Olympus: A Jumping Quadruped for Planetary Exploration Utilizing Reinforcement Learning for In-Flight Attitude Control
- URL: http://arxiv.org/abs/2503.03574v1
- Date: Wed, 05 Mar 2025 15:01:56 GMT
- Title: Olympus: A Jumping Quadruped for Planetary Exploration Utilizing Reinforcement Learning for In-Flight Attitude Control
- Authors: Jørgen Anker Olsen, Grzegorz Malczyk, Kostas Alexis,
- Abstract summary: This paper presents the design, simulation, and learning-based "in-flight" attitude control of Olympus, a jumping legged robot tailored to the gravity of Mars.

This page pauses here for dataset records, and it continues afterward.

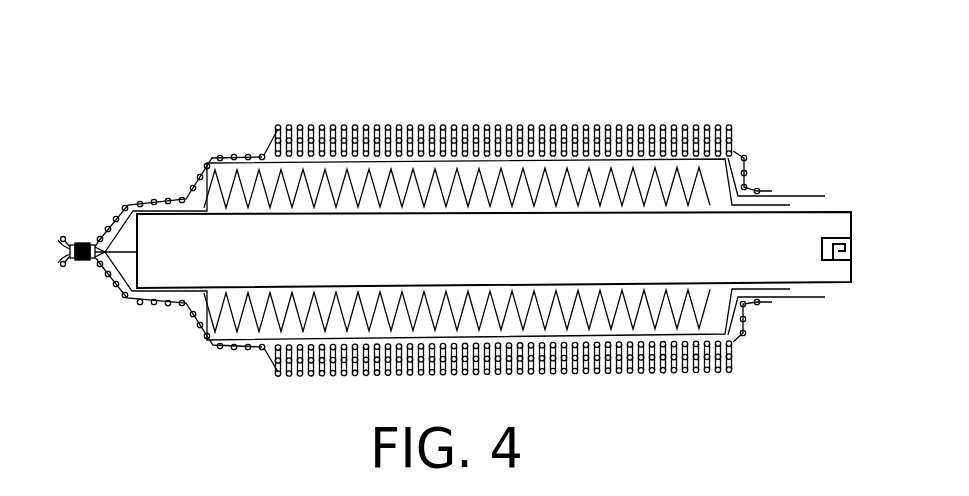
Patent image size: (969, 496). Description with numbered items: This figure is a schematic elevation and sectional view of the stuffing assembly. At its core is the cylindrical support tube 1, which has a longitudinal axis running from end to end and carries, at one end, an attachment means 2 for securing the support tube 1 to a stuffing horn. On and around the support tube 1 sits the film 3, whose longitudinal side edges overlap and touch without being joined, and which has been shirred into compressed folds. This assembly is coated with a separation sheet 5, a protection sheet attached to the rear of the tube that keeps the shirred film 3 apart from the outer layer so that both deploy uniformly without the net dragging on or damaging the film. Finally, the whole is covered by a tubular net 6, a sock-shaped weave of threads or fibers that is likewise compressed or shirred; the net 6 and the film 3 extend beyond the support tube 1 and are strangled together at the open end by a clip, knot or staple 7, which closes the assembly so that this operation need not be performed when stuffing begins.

The support tube 1 is at (658, 250).
The attachment means 2 is at (840, 238).
The film 3 is at (492, 177).
The separation sheet 5 is at (258, 157).
The tubular net 6 is at (357, 126).
The clip, knot or staple 7 is at (82, 242).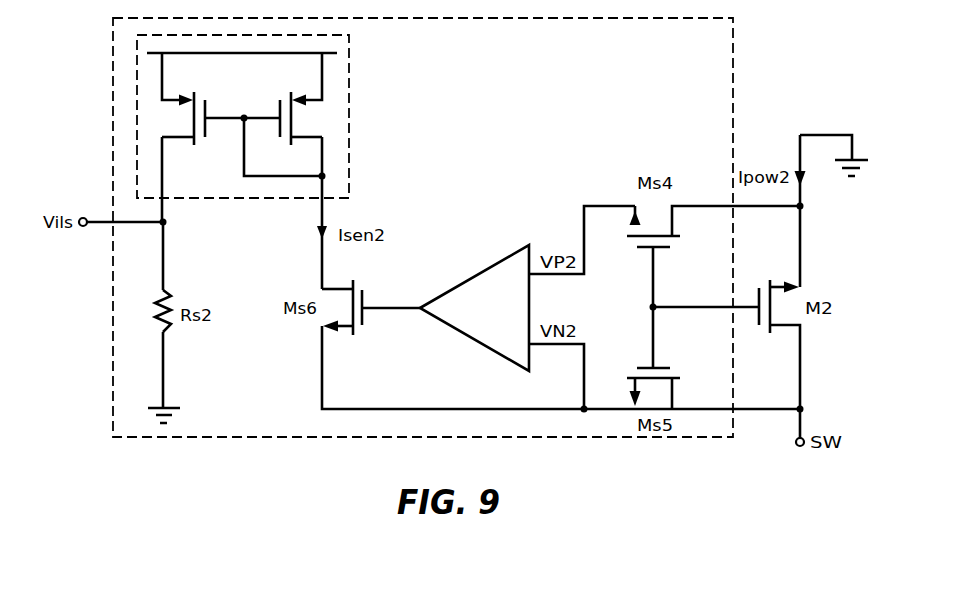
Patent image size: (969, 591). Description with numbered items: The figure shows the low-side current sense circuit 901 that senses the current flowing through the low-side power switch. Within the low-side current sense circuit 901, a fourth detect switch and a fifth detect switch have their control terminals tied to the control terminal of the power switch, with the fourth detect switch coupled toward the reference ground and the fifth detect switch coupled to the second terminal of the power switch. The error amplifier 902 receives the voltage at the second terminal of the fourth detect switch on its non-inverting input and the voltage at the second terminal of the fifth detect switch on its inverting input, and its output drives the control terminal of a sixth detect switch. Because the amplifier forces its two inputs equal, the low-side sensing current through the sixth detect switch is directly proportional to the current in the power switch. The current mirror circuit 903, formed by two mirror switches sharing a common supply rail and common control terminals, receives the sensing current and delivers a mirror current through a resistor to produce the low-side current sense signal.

The low-side current sense circuit 901 is at (112, 118).
The error amplifier 902 is at (472, 274).
The current mirror circuit 903 is at (349, 117).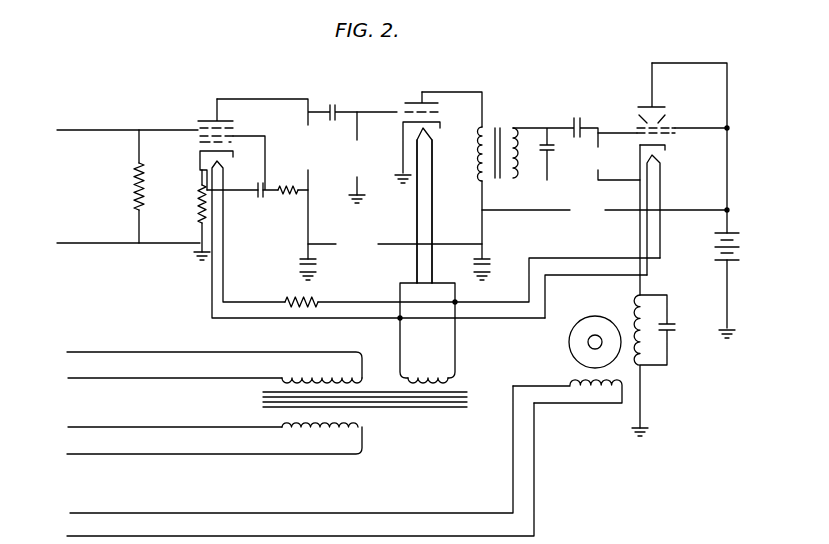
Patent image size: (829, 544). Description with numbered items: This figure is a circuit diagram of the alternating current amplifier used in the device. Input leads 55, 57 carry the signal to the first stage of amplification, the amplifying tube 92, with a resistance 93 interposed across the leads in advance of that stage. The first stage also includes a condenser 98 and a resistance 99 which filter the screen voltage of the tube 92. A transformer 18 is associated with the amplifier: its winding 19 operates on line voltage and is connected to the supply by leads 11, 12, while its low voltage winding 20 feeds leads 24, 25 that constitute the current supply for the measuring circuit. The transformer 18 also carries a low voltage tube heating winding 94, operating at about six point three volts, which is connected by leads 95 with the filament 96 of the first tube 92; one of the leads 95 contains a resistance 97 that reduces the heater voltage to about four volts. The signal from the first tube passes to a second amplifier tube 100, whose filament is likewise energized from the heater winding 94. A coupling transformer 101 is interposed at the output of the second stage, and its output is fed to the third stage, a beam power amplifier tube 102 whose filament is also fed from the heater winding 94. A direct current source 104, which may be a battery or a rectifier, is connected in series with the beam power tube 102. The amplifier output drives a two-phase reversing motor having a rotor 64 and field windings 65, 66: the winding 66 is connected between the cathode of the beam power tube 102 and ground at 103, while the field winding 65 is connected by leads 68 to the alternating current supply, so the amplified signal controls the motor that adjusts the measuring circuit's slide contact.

The lead 57 is at (127, 115).
The lead 55 is at (128, 259).
The resistance 93 is at (134, 188).
The amplifying tube 92 is at (213, 120).
The resistance 99 is at (296, 186).
The filament 96 is at (226, 188).
The condenser 98 is at (263, 197).
The leads 95 is at (242, 320).
The resistance 97 is at (316, 299).
The second amplifier tube 100 is at (415, 97).
The coupling transformer 101 is at (498, 128).
The beam power amplifier tube 102 is at (643, 106).
The direct current source 104 is at (740, 251).
The tube heating winding 94 is at (427, 377).
The lead 25 is at (157, 352).
The low voltage winding 20 is at (333, 371).
The lead 24 is at (100, 379).
The lead 12 is at (182, 427).
The lead 11 is at (205, 455).
The winding 19 is at (317, 429).
The transformer 18 is at (410, 418).
The rotor 64 is at (569, 345).
The field winding 65 is at (593, 388).
The field winding 66 is at (652, 355).
The leads 68 is at (513, 495).
The ground 103 is at (648, 439).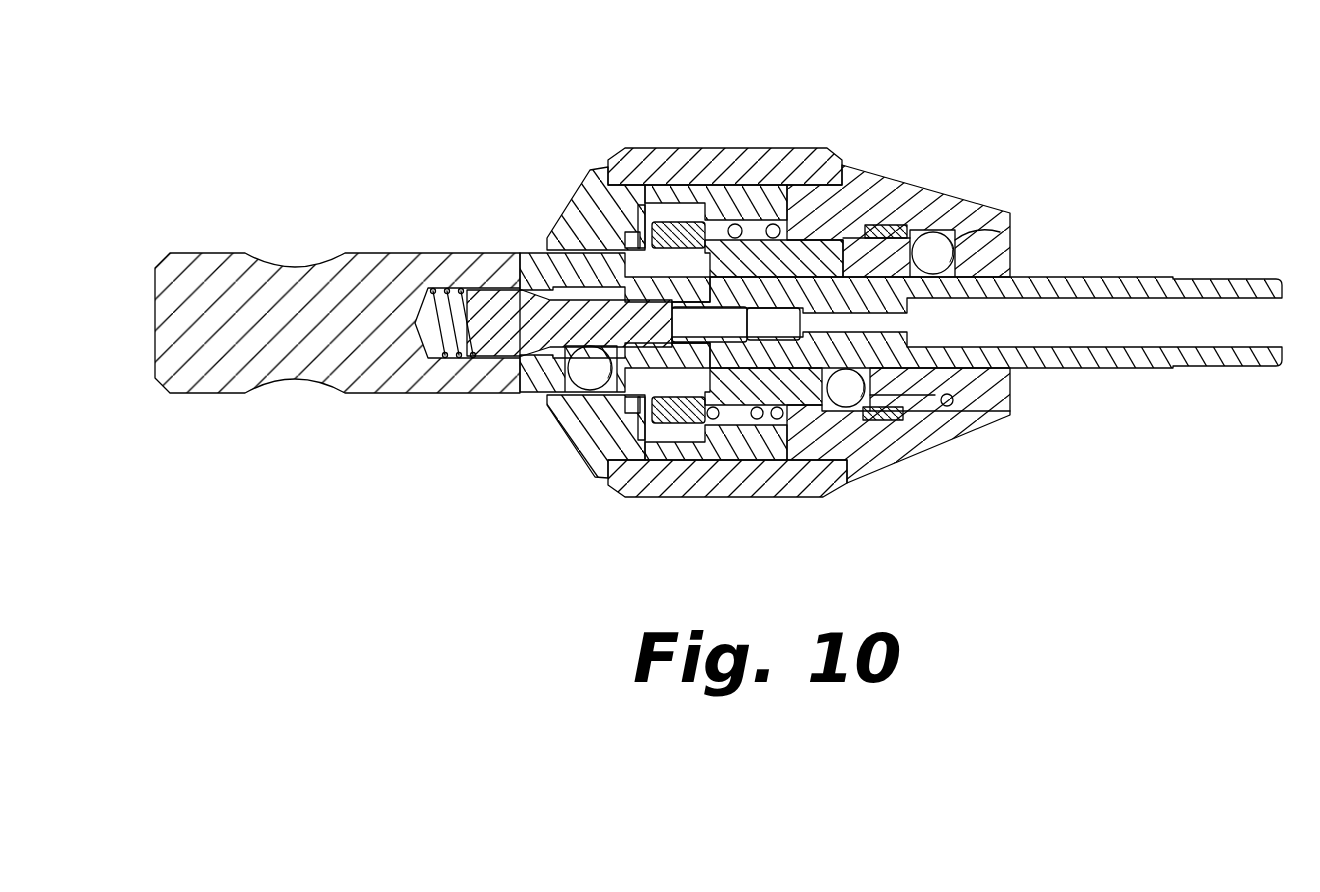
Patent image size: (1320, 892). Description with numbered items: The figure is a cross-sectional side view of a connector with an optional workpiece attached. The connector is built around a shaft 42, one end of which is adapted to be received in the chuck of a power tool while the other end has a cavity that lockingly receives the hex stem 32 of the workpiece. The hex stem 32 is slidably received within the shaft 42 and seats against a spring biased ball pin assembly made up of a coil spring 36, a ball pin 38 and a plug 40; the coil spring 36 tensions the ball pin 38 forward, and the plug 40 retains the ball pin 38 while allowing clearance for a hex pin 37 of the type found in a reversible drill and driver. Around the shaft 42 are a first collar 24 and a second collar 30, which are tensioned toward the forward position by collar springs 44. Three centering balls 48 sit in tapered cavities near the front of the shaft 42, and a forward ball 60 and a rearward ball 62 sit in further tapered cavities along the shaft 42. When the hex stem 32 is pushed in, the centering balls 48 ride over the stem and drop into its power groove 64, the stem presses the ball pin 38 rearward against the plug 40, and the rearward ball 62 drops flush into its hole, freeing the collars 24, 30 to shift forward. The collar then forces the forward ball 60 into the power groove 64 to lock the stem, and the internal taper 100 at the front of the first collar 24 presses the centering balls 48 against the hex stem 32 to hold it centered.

The first collar 24 is at (900, 175).
The second collar 30 is at (563, 447).
The hex stem 32 is at (1025, 277).
The coil spring 36 is at (432, 342).
The hex pin 37 is at (737, 345).
The ball pin 38 is at (548, 296).
The plug 40 is at (620, 252).
The shaft 42 is at (366, 253).
The collar springs 44 is at (708, 215).
The centering balls 48 is at (950, 231).
The forward ball 60 is at (862, 404).
The rearward ball 62 is at (567, 378).
The power groove 64 is at (843, 277).
The internal taper 100 is at (907, 413).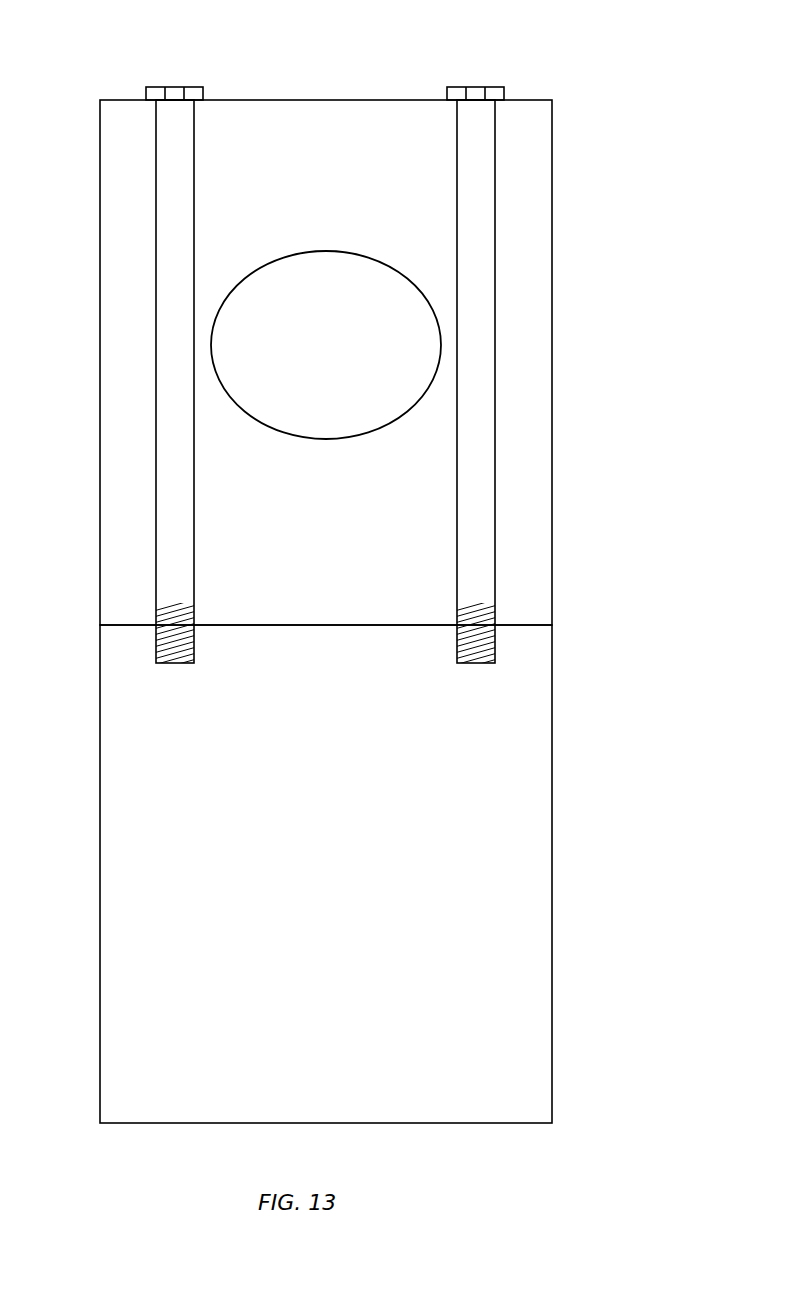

- Score: 9.771798181062822
- License: http://arxiv.org/licenses/nonexclusive-distrib/1.0/
- Abstract: Exploring planetary bodies with lower gravity, such as the moon and Mars, allows legged robots to utilize jumping as an efficient form of locomotion thus giving them a valuable advantage over traditional rovers for exploration. Motivated by this fact, this paper presents the design, simulation, and learning-based "in-flight" attitude control of Olympus, a jumping legged robot tailored to the gravity of Mars. First, the design requirements are outlined followed by detailing how simulation enabled optimizing the robot's design - from its legs to the overall configuration - towards high vertical jumping, forward jumping distance, and in-flight attitude reorientation. Subsequently, the reinforcement learning policy used to track desired in-flight attitude maneuvers is presented. Successfully crossing the sim2real gap, extensive experimental studies of attitude reorientation tests are demonstrated.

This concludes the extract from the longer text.